Kondisi ini berdampak pada kinerja perbankan di Sulsel yang dinilai belum mencerminkan pertumbuhan ekonomi riil di lapangan. Pertumbuhan ekonomi Sulsel yang signifikan ternyata tidak diimbangi dengan peningkatan yang sama pada sektor perbankan. "Tentu ini jadi pekerjaan rumah untuk kita agar bisa menarik masyarakat sektor pertanian menyimpan uangnya di perbankan ke depannya," tambah Budi.
OJK Sulselbar perlu melakukan riset lebih dalam untuk memahami alasan di balik pilihan investasi petani dan merumuskan strategi untuk meningkatkan inklusi keuangan di sektor pertanian. Hal ini penting untuk mendorong pertumbuhan ekonomi yang lebih inklusif dan berkelanjutan.
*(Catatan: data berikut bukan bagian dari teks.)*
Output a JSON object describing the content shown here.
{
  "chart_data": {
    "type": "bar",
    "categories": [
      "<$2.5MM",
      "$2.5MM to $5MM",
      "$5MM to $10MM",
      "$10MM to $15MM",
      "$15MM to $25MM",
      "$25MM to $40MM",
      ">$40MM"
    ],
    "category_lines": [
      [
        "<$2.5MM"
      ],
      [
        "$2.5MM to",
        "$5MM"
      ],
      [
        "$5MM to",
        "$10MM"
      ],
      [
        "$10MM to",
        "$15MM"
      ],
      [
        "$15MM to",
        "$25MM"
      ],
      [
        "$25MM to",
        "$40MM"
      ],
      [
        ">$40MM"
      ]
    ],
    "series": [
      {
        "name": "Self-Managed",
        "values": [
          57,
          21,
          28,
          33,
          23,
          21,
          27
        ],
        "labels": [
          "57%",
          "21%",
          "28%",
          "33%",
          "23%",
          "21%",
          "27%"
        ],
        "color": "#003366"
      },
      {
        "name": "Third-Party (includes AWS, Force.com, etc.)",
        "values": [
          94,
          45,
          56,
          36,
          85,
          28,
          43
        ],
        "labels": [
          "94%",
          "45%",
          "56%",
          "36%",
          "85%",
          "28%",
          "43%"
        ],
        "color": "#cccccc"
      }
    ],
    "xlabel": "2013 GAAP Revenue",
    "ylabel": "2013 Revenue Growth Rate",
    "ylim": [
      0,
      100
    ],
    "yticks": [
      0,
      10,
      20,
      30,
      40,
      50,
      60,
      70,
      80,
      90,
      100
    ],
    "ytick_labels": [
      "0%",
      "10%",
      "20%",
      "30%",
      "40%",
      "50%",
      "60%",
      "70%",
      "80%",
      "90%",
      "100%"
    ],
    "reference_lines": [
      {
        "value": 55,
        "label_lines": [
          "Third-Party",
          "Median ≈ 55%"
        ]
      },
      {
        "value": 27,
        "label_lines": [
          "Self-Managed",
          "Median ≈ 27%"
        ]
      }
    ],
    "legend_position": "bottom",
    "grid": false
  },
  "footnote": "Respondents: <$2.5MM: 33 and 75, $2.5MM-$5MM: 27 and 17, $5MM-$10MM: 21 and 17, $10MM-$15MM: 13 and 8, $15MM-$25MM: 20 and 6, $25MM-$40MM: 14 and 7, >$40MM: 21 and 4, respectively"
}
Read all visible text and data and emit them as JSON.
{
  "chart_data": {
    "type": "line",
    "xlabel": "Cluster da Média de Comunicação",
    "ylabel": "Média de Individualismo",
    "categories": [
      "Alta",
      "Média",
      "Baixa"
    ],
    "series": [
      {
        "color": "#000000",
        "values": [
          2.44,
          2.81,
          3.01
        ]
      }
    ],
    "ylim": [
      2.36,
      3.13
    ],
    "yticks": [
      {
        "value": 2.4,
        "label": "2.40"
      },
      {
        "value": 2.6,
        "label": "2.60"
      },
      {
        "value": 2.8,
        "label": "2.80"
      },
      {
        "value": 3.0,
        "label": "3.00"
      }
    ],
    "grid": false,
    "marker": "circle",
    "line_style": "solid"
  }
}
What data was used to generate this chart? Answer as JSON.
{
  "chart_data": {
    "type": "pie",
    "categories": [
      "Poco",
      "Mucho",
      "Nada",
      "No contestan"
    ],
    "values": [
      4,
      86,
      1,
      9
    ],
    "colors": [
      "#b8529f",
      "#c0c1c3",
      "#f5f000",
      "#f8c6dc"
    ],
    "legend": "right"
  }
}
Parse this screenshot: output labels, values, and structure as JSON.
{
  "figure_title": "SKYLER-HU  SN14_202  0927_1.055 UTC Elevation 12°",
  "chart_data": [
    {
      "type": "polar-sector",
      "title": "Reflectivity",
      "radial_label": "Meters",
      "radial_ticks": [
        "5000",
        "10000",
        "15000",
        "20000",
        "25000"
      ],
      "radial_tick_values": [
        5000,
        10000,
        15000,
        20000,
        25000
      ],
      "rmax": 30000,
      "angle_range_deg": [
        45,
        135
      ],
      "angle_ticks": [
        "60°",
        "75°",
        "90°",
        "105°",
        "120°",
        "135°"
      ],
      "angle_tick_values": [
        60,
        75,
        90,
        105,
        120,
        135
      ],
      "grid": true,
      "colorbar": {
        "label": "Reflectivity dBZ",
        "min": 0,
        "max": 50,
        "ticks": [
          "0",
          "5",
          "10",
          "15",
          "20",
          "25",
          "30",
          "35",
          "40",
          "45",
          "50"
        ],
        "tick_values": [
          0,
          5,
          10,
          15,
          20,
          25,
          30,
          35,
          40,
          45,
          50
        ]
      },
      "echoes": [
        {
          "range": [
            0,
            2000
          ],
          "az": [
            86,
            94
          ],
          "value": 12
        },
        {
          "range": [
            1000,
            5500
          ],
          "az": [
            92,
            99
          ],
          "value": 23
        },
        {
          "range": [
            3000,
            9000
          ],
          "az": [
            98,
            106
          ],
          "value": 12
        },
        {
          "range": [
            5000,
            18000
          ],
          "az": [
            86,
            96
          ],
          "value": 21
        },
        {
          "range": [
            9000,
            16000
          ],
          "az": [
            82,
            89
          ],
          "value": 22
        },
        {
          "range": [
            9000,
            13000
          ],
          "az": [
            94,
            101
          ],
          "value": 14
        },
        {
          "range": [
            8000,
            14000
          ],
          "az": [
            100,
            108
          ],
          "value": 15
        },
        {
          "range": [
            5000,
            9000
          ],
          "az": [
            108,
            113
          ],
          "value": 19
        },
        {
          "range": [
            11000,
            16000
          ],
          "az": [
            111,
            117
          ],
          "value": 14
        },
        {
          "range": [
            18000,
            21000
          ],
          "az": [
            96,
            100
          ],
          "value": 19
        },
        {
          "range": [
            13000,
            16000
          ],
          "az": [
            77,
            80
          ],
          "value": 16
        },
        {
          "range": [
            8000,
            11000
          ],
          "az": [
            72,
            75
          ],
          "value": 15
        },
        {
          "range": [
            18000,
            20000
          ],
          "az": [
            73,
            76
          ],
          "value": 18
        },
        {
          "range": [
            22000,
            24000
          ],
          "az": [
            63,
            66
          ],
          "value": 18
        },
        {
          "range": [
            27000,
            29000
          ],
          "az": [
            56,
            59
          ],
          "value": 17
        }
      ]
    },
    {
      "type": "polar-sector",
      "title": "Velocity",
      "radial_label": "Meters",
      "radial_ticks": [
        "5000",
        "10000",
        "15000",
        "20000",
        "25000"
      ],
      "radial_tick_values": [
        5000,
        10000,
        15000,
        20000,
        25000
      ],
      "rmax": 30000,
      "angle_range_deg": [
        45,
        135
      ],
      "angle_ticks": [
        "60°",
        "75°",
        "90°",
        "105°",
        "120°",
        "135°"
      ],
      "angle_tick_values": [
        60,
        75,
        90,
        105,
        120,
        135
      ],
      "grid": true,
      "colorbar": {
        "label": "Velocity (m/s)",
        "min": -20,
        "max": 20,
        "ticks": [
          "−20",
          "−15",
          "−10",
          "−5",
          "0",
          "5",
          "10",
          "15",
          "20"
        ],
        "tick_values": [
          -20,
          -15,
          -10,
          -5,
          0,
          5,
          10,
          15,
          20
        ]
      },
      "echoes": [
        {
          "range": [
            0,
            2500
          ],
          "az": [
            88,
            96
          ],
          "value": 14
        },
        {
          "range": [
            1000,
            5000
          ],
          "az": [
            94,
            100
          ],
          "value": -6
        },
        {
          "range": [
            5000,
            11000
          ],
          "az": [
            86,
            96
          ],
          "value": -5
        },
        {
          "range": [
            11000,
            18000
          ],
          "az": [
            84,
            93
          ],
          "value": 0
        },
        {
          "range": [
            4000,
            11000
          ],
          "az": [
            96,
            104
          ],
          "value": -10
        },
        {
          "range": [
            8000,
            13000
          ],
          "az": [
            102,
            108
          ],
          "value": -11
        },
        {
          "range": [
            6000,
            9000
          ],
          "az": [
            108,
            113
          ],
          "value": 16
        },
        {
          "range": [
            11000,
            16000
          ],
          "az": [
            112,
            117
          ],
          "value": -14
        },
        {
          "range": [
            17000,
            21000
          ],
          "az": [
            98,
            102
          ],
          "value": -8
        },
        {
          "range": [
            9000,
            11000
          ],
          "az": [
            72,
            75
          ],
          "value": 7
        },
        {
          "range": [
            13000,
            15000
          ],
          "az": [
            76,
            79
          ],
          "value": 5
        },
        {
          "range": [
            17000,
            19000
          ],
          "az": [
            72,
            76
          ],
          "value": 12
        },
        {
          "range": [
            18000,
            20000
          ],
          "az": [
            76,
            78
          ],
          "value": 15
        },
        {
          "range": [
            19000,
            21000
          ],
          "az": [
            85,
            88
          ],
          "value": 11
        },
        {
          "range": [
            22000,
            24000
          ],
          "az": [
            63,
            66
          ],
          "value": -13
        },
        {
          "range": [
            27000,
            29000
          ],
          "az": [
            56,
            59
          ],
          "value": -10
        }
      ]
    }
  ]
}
Pertumbuhan Perbankan Sulsel yang Moderat
Sebelumnya, OJK merilis laporan kinerja perbankan di Sulsel per Maret 2025 yang menunjukkan pertumbuhan moderat. Aset perbankan tercatat sebesar Rp204,99 triliun, tumbuh 5,91 persen secara tahunan (yoy). Dana Pihak Ketiga (DPK) mencapai Rp137,34 triliun dengan pertumbuhan 6,55 persen (yoy), dan penyaluran kredit sebesar Rp165,78 triliun atau tumbuh 3,76 persen (yoy).
Meskipun menunjukkan pertumbuhan positif, angka-angka tersebut dinilai belum sebanding dengan laju pertumbuhan ekonomi Sulsel pada triwulan I/2025 yang mencapai 5,78 persen, lebih tinggi dari rata-rata nasional sebesar 4,87 persen. Pertumbuhan ekonomi yang tinggi didorong oleh sektor pertanian, terutama lonjakan produksi padi hingga 139 persen dibandingkan periode yang sama tahun sebelumnya, serta peningkatan hasil dari subsektor pertanian lainnya.
Disparitas antara pertumbuhan ekonomi dan kinerja perbankan ini menjadi perhatian serius bagi OJK Sulselbar. Hal ini menunjukkan potensi besar yang belum tergali sepenuhnya dalam sektor keuangan di Sulsel, khususnya dalam melibatkan sektor pertanian dalam sistem keuangan formal.
Ke depan, perlu adanya strategi yang lebih terarah untuk meningkatkan literasi dan inklusi keuangan di kalangan petani, sehingga mereka dapat lebih memahami manfaat menyimpan uang di perbankan dan memanfaatkan produk dan layanan keuangan yang tersedia.
Pemerintah dan lembaga terkait perlu bekerja sama untuk memberikan edukasi dan pelatihan kepada petani tentang pengelolaan keuangan, serta menciptakan produk dan layanan perbankan yang sesuai dengan kebutuhan dan karakteristik petani.